Lets face it though, online forms aren’t really fun to work with for large updates, it sometimes is easier to build a little spreadsheet and upload.  For many years, I struggled with data formatting.  ColdFusion does not happily read in any sort of data file that’s supposed to be actual data, or at least it didn’t up until XML started gaining momentum.  But your average user who is working with Excel files probably has no clue what XML is (Extensible Markup Language), or how to export their data as XML.  It’s a struggle enough just getting them to export a comma or tab delimited file.  So after what seemed like years of struggle getting our users to export correctly (and not doing a great job of it), and getting the parsing correct, I ran across an article on the JDBC (Java database connectivity) that changed my programming life.  The first thing that I learned is that I do not have to use the native support of data sources in ColdFusion, I could use the JDBC.  This opened up a world of fun where I could actually use a database like a database.  I didn’t have to create special log ins with old passwords, I could use features that I couldn’t before, it was brilliant.  But as I dove deeper into research, I found a miracle.  I could create a connection to an Excel document on the fly through this same database connector.  I didn’t have to install anything new, I didn’t have to set up a prearranged ODBC (open database connectivity) connection in the ODBC manager and a DSN (Data Source Name) in ColdFusion manager, I was free!
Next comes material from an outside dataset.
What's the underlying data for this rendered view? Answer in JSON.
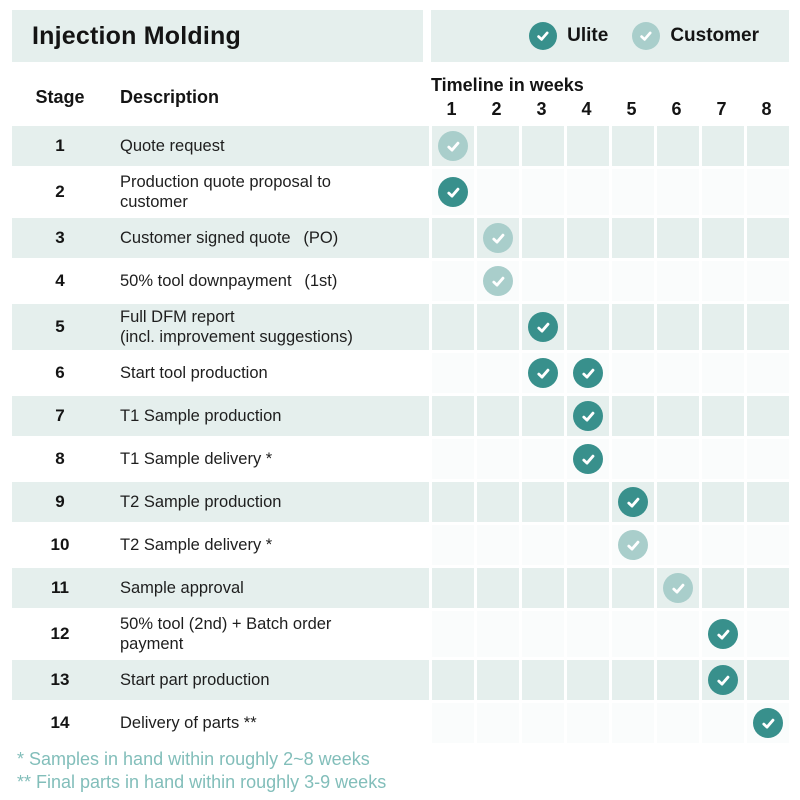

So how is this miracle done?  It’s not a simple one code line piece, but it’s pretty easy.  One, start out creating a java class object (yes, we are using java, lovely java classes). 
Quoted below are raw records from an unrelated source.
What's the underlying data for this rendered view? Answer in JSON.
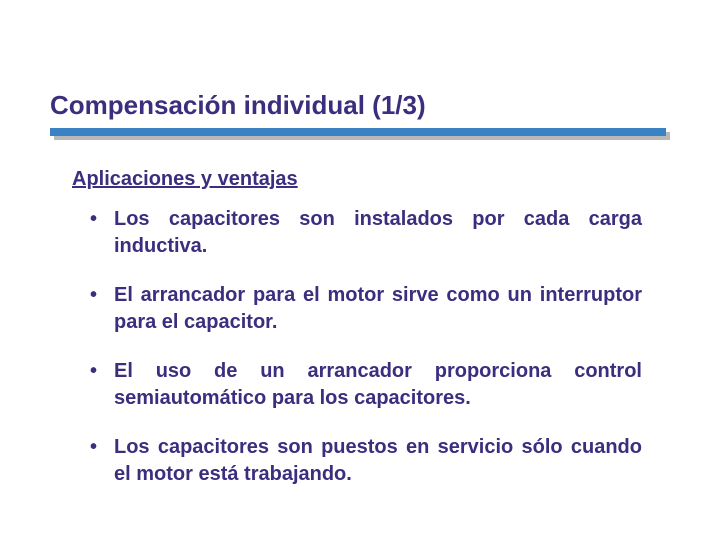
{
  "title": "Compensación individual (1/3)",
  "subtitle": "Aplicaciones y ventajas",
  "bullets": [
    "Los capacitores son instalados por cada carga inductiva.",
    "El arrancador para el motor sirve como un interruptor para el capacitor.",
    "El uso de un arrancador proporciona control semiautomático para los capacitores.",
    "Los capacitores son puestos en servicio sólo cuando el motor está trabajando."
  ],
  "colors": {
    "text": "#3b2e7e",
    "rule": "#3b82c4",
    "rule_shadow": "#b9b9b9",
    "background": "#ffffff"
  },
  "typography": {
    "title_fontsize": 26,
    "subtitle_fontsize": 20,
    "bullet_fontsize": 20,
    "font_family": "Arial",
    "font_weight": "bold"
  }
}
myClass=CreateObject( “java”,”java.lang.Class”)

 Then use that class to load up the JDBC driver.

myClass.forName(”sun.jdbc.odbc.JdbcOdbcDriver”)
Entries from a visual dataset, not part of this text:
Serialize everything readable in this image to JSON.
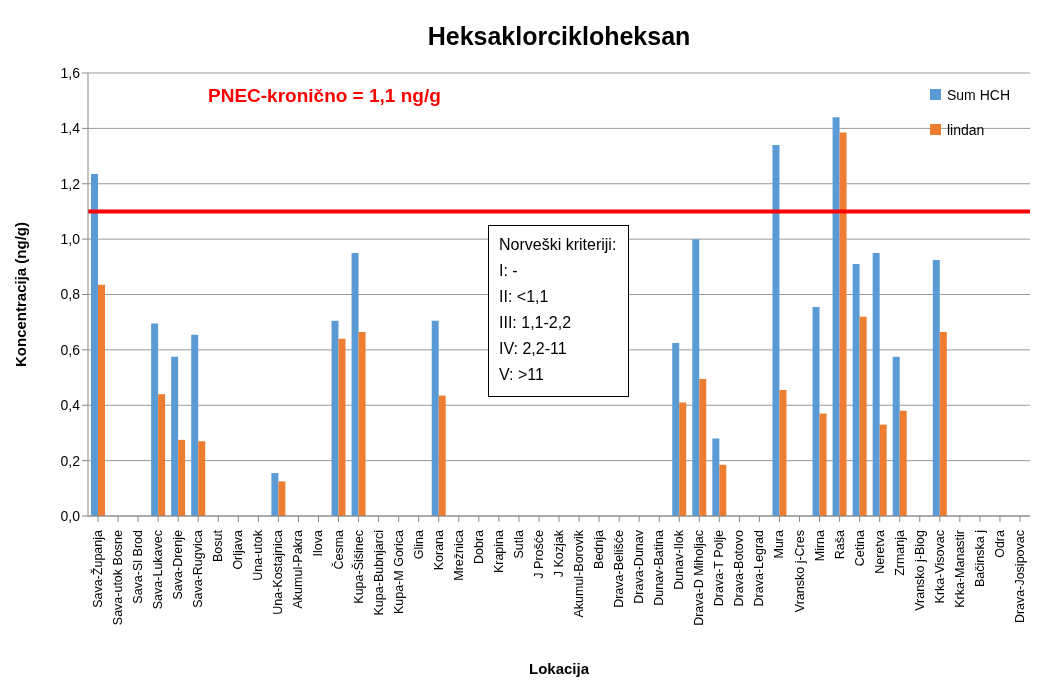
{
  "chart_data": {
    "type": "bar",
    "title": "Heksaklorcikloheksan",
    "xlabel": "Lokacija",
    "ylabel": "Koncentracija  (ng/g)",
    "categories": [
      "Sava-Županja",
      "Sava-utok Bosne",
      "Sava-Sl Brod",
      "Sava-Lukavec",
      "Sava-Drenje",
      "Sava-Rugvica",
      "Bosut",
      "Orljava",
      "Una-utok",
      "Una-Kostajnica",
      "Akumul-Pakra",
      "Ilova",
      "Česma",
      "Kupa-Šišinec",
      "Kupa-Bubnjarci",
      "Kupa-M Gorica",
      "Glina",
      "Korana",
      "Mrežnica",
      "Dobra",
      "Krapina",
      "Sutla",
      "J Prošće",
      "J Kozjak",
      "Akumul-Borovik",
      "Bednja",
      "Drava-Belišće",
      "Drava-Dunav",
      "Dunav-Batina",
      "Dunav-Ilok",
      "Drava-D Miholjac",
      "Drava-T Polje",
      "Drava-Botovo",
      "Drava-Legrad",
      "Mura",
      "Vransko j-Cres",
      "Mirna",
      "Raša",
      "Cetina",
      "Neretva",
      "Zrmanja",
      "Vransko j-Biog",
      "Krka-Visovac",
      "Krka-Manastir",
      "Bačinska j",
      "Odra",
      "Drava-Josipovac"
    ],
    "series": [
      {
        "name": "Sum HCH",
        "color": "#5b9bd5",
        "values": [
          1.235,
          null,
          null,
          0.695,
          0.575,
          0.655,
          null,
          null,
          null,
          0.155,
          null,
          null,
          0.705,
          0.95,
          null,
          null,
          null,
          0.705,
          null,
          null,
          null,
          null,
          null,
          null,
          null,
          null,
          null,
          null,
          null,
          0.625,
          1.0,
          0.28,
          null,
          null,
          1.34,
          null,
          0.755,
          1.44,
          0.91,
          0.95,
          0.575,
          null,
          0.925,
          null,
          null,
          null,
          null
        ]
      },
      {
        "name": "lindan",
        "color": "#ed7d31",
        "values": [
          0.835,
          null,
          null,
          0.44,
          0.275,
          0.27,
          null,
          null,
          null,
          0.125,
          null,
          null,
          0.64,
          0.665,
          null,
          null,
          null,
          0.435,
          null,
          null,
          null,
          null,
          null,
          null,
          null,
          null,
          null,
          null,
          null,
          0.41,
          0.495,
          0.185,
          null,
          null,
          0.455,
          null,
          0.37,
          1.385,
          0.72,
          0.33,
          0.38,
          null,
          0.665,
          null,
          null,
          null,
          null
        ]
      }
    ],
    "ylim": [
      0,
      1.6
    ],
    "yticks": [
      {
        "value": 0,
        "label": "0,0"
      },
      {
        "value": 0.2,
        "label": "0,2"
      },
      {
        "value": 0.4,
        "label": "0,4"
      },
      {
        "value": 0.6,
        "label": "0,6"
      },
      {
        "value": 0.8,
        "label": "0,8"
      },
      {
        "value": 1,
        "label": "1,0"
      },
      {
        "value": 1.2,
        "label": "1,2"
      },
      {
        "value": 1.4,
        "label": "1,4"
      },
      {
        "value": 1.6,
        "label": "1,6"
      }
    ],
    "ref_lines": [
      {
        "axis": "y",
        "value": 1.1,
        "label": "PNEC-kronično = 1,1 ng/g",
        "color": "#ff0000"
      }
    ],
    "annotations": [
      "Norveški kriteriji:\nI: -\nII: <1,1\nIII: 1,1-2,2\nIV: 2,2-11\nV: >11"
    ],
    "grid": "y",
    "legend": "top right"
  }
}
Once we have the driver set up, we need to use the driver manager object in order to get the database connection.

myDM= CreateObject( “java”,”java.sql.DriverManager”)

The database connection can then load up the jdbc driver specific to what we need, in this case the Excel driver.

myConnection=myDM.getConnection(“jdbc:odbc:Driver={Microsoft Excel Driver (*.xls)};DBQ=” & FULL FILE AND PATH);

Then it’s all about the sql statement we need to add in, so first we have to create the connection statement in java:

myStatement= myConnection.createStatement();

After the holder for the statement, we need the holder for the query, the recordset according to the sql statement, here’s where the Excel specific stuff comes in.  Instead of a traditional SQL query where we’re selecting from a table, here we’re selecting from a worksheet.  So instead of using SELECT from table, we use select from sheet.  In the example below, sheet1 must be the name of the worksheet you’re trying to pull information from.  And don’t forget the MS $.

myRecordSet = myStatement.ExecuteQuery(“SELECT * FROM [sheet1$]“)

So finally we need to actually get the query rolling, so we initialize the querytable object with our recordset requirements, and we store that in a standard ColdFusion query object.

myQuery = CreateObject(‘java’,'coldfusion.sql.QueryTable’).init(myRecordSet);

Tada.  That is it.  Just use the myQuery object like any other query object in your ColdFusion programming.  Oh, but don’t forget to close your recordset and connection, very important to keep your memory leakage down.  myRecordset.close() and myConnection.close() will be sufficient. There are already several functions and CFC’s out there for anyone who doesn’t want to actually write the code to do this, here’s a great pre-made function (give credit where credit is due) Kyle Hayes.  I also ran across a neato utility, not quite the same but might be of use to anyone who wants to actually manipulate the Excel files using POI, see Ben Nadel’s post here.